One important consideration when scheduling on multiprocessor system is cache affinity. If a particular task or thread was executing on a particular processor or CPU, it is likely that the state of the task still resides in the cache memory of that same processor. Therefore, it helps with the performance if the task is scheduled on the same processor on which the task was executed before.

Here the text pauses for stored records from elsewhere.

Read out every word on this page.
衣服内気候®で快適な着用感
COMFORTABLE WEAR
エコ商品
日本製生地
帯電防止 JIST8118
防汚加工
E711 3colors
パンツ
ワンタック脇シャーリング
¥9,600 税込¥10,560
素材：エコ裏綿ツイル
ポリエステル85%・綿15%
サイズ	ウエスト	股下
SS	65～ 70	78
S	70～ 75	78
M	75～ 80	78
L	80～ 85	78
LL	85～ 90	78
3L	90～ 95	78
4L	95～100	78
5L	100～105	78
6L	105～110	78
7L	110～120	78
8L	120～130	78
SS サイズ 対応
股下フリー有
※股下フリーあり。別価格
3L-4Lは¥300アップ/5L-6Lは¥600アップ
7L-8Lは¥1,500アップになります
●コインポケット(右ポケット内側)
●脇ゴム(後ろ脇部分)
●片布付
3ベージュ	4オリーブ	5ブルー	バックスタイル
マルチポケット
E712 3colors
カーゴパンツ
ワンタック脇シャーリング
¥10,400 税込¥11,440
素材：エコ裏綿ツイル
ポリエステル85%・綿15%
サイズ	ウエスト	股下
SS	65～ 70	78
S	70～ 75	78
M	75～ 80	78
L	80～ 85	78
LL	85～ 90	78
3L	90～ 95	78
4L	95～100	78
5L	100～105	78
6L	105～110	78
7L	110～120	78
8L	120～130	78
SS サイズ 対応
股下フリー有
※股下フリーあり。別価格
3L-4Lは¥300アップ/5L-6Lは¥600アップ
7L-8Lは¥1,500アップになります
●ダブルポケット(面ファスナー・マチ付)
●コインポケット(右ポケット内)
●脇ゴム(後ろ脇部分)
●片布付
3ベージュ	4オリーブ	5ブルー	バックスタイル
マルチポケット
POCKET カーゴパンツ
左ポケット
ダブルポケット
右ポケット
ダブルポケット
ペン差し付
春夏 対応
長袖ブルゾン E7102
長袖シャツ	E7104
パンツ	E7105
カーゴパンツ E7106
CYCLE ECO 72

With multiple memory nodes, the general solution to achieve cache affinity is to load balance tasks in a way that tasks are bound to the processors that are closer to the memory node where their state is. This is called NUMA-aware scheduling, where NUMA stands for Non-Uniform Memory Access.
Hyperthreading
Hyperthreading is Intel’s multithreading implementation for assigning multiple hardware threads to a single core.
It is also known as:
- hardware multithreading
- chip multithreading (CMT)
- simultaneous multithreading (SMT)
For example, if a physical core supports two hardware threads (or two virtual cores), from an operating system perspective, this one physical core is recognized as two processors. This so-called multicore processor is faster and more energy-efficient than a single-core processor.
With hyperthreading, if one hardware thread is on memory stall, where a processor is waiting for the data to become available when it accesses memory, the core can context switch to another software thread.
Note that a processing core can only execute one hardware thread at a time because its processor pipeline must be shared among its hardware threads. Therefore, co-scheduling of compute-bound and memory-bound threads can best benefit from this multi-core processor.